新しい環境になじめない人の心の病気!?「適応障害」になる原因と症状

新しい環境になじめない人の心の病気!?「適応障害」になる原因と症状

●新しい環境に馴染めないことが適応障害発症のきっかけに

適応障害とは、新しい環境が生み出すストレスにどうしても慣れることができず、次第に心の不調が募る状態です。ストレスによる反応としてよく見られる状態とも言われます。

きっかけとして多いのは、生活環境の変化です。引越し、進学、転校、留学、就職、転職、昇進、配置転換などが、適応障害のきっかけとして頻度が高い出来事です。対人関係のトラブルや死別、離婚等も、適応障害を引き起こす重要な要因と言えます。

新しい環境に馴染めなくても、適切なサポートがあれば、次第に環境に馴染んで症状が軽減されることもあります。行き詰まっていた問題が解決されて、症状が消えていくこともあります。しかし、本人の適性や志向と環境があまりにかけ離れている場合は、どんなにサポートしても、うまくいかないこともあります。

●適応障害を発症する可能背が高いの時期は、新しい環境に移ってから1ヶ月くらい

適応障害では、新しい環境に馴染めないということが大きなストレスになって症状が現れます。症状は、多くの場合、新しい環境に移ってから1ヶ月くらいで現れます。

ただし、ある程度適応力が高い人では、それよりも後になって症状が現れることもあります。何とかうまく適応しようと、あれこれ努力してみたものの、どうしても適応できず、ついに限界に達して適応障害を発症します。

適応障害は、馴染めない環境というストレスから解放されると、すぐに元気になれるとされています。通常は、6ヶ月以内に回復すると言われています。
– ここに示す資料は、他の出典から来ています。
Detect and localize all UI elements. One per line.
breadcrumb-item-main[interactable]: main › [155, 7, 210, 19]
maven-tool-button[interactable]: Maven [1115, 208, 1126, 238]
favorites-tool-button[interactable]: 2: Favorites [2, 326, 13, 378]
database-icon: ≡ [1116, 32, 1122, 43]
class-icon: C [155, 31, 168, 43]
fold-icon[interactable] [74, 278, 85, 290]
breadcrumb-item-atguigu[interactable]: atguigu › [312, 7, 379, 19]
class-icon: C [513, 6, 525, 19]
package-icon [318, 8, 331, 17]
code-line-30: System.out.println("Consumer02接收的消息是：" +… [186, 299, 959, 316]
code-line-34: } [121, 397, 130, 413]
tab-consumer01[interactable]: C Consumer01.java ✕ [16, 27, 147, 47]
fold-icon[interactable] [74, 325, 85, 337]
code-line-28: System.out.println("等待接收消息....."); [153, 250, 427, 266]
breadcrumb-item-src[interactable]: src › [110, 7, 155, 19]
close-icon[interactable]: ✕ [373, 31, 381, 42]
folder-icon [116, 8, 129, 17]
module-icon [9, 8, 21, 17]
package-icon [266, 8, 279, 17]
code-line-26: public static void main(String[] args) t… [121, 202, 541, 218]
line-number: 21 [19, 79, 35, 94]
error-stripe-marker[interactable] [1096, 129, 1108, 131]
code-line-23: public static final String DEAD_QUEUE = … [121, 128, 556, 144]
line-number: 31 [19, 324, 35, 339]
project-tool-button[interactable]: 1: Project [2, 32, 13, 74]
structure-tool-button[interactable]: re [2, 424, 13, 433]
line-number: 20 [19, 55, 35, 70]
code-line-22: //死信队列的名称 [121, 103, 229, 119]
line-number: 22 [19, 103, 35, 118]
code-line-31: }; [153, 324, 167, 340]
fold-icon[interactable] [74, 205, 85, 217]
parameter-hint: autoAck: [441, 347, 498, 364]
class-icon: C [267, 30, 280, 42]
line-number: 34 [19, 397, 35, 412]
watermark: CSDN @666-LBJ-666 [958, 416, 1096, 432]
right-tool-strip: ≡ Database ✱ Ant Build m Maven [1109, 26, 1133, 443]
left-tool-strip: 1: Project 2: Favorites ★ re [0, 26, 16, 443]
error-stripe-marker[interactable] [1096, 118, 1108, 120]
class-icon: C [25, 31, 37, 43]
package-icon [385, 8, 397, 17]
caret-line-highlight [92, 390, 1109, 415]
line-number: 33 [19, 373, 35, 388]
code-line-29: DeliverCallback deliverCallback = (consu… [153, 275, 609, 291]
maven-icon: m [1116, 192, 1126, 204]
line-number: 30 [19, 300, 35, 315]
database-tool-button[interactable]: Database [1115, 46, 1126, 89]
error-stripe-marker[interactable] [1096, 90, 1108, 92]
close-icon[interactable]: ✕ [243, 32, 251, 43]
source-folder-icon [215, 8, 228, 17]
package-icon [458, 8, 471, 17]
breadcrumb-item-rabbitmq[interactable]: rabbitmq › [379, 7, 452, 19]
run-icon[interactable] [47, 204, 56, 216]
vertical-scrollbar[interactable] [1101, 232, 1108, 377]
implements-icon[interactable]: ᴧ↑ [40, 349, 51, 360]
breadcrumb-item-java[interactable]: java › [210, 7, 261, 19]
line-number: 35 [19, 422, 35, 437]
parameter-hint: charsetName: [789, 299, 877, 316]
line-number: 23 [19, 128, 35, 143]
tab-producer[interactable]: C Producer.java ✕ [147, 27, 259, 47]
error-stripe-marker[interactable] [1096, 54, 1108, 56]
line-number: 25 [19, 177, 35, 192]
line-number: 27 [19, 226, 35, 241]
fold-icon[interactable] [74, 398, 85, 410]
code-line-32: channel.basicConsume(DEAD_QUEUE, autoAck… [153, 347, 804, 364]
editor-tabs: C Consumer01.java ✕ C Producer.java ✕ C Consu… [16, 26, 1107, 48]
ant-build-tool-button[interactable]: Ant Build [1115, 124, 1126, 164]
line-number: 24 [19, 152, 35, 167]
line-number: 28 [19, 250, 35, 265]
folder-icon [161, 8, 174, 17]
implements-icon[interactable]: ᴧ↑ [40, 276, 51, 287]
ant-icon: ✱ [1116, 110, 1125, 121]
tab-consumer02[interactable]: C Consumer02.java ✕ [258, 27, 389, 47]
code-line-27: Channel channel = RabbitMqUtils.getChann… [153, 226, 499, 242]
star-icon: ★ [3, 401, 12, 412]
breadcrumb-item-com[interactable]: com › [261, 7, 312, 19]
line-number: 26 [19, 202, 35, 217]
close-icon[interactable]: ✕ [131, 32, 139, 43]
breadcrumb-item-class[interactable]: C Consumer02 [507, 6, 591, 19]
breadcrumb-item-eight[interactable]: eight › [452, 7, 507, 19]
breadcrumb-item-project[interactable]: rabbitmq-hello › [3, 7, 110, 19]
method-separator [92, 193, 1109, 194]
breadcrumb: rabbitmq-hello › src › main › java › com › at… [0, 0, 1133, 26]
ただし、環境を変えることができないと、症状が長引くこともあります。ダメージが大きくなって、体調を崩したり、うつ病に進行することもあります。その場合は、「遷延性抑うつ反応」という言い方をすることもあります。

●症状の現れ方に個人差がある適応障害

どのような環境をストレスと感じるかは、個人差が大きいと言えます。ストレスをほとんど感じない人もいれば、同じ環境でも大きな苦痛を感じる人もいます。その人のパーソナリティや発達特性と密接に関わる問題です。

適応障害を発症した人に「他の人はそうは感じていないよ」「そこまで深刻に受け止める必要はないんじゃない?」と言うことは、控えましょう。第三者的な言葉は、励ますつもりで言ったにしても、本人にとっては、「私の苦痛を分かってくれない」という思いを強めるだけです。

症状の現れ方も、個人差が大きいのが特徴です。ふさぎ込んだり、イライラしたり、大切なことが手につかなかったり、集中力が低下したりします。うつ病の症状に近いのですが、本人にとって好ましいことがあると、気分が良くなるところが、うつ病と違います。

他の人に対して攻撃的になることもあります。物や人に当たることもあります。体重の減少や増加は、あまり見られません。頭の動きが緩慢になるということも、少ないようです。

本人にとってどのような環境が大きなストレスになるのかということを見定め、本人にとってどうなのかということを考えていくことが、症状を改善するうえでは大切です。